# Is there any way to solve $\log^2_{10}(x) + \log_{10}(x)\log_{10}(2) - \log_{10}(5)=0$?

I am asking how to solve this without using a calculator. The original question is:

Find $$x$$ if $$x^{\log_{10}(2x)} = 5$$.

I started off by writing $$5$$ and $$x$$ as $$10^{\log_{10}(5)}$$, $$10^{\log_{10}(x)}$$.

This way we will have $$\log_{10}(x)\log_{10}(2x)=\log_{10}(5)$$ which is equivalent to $$\log_{10}(x)\log_{10}(2x)-\log_{10}(5)=0$$.

Writing $$\log_{10}(2x)$$ as $$\log_{10}(2) + \log_{10}(x)$$ gives exactly what I had in the title: $$\log^2_{10}(x) + \log_{10}(x)\log_{10}(2) - \log_{10}(5)=0$$

Discriminant (don't know the English word for it) is equal to $$\log^2_{10}(2) + 4\log_{10}(5)$$, which you can write as $$\log^2_{10}(2) + \log_{10}(5^4)$$, I don't know which one helps more.

Let's think of $$\log_{10}(x)$$ as a real number $$t$$. We would then have:

$$t = \frac{-\log_{10}(2) \pm \sqrt{\log^2_{10}(2) + 4\log_{10}(5)}}{2}$$ Using a calculator we can see that the solutions of this equation are $$t = -1, \log_{10}(5)$$ therefore $$x = \frac{1}{10}, 5$$.

I am asking if there is any possible way to solve this problem without a calculator/AI using the method I have written above.

If you know the answer to my question or have an easier solution/hints for an easier one, I would appreciate your help. Thanks in advance!

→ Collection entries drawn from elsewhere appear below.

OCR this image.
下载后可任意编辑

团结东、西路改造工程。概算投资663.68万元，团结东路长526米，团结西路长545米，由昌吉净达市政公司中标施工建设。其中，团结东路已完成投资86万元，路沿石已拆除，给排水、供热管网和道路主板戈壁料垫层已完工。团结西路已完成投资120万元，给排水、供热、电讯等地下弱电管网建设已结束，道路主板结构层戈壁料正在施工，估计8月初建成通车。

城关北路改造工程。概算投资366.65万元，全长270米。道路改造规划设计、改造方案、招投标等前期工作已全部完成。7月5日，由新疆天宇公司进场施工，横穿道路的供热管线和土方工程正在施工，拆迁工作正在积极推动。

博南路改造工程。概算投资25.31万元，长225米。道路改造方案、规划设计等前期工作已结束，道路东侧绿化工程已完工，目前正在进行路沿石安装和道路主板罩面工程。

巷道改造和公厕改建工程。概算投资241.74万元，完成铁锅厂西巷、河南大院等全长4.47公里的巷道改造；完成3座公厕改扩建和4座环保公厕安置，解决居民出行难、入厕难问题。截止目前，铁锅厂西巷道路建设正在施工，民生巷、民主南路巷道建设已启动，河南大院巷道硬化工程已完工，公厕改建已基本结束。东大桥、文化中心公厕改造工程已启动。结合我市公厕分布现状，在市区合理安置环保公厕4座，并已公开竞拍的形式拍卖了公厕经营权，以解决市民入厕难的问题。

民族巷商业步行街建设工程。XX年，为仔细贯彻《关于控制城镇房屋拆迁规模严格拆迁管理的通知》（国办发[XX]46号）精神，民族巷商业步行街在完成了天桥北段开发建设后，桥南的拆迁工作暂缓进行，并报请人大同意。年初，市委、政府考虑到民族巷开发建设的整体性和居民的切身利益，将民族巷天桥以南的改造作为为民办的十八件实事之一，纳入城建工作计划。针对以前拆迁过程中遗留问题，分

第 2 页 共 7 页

• "Discriminant" is exactly correct in English! Commented Feb 17, 2022 at 17:44

I believe the only puzzle piece you're missing is $$\log_{10}(2) + \log_{10}(5) = \log_{10}(2\times5) = \log_{10}(10) = 1,$$ which means that $$\log_{10}(5) = 1 - \log_{10}(2)$$. With that identity you should be able to simplify the roots you got from the quadratic equation by hand.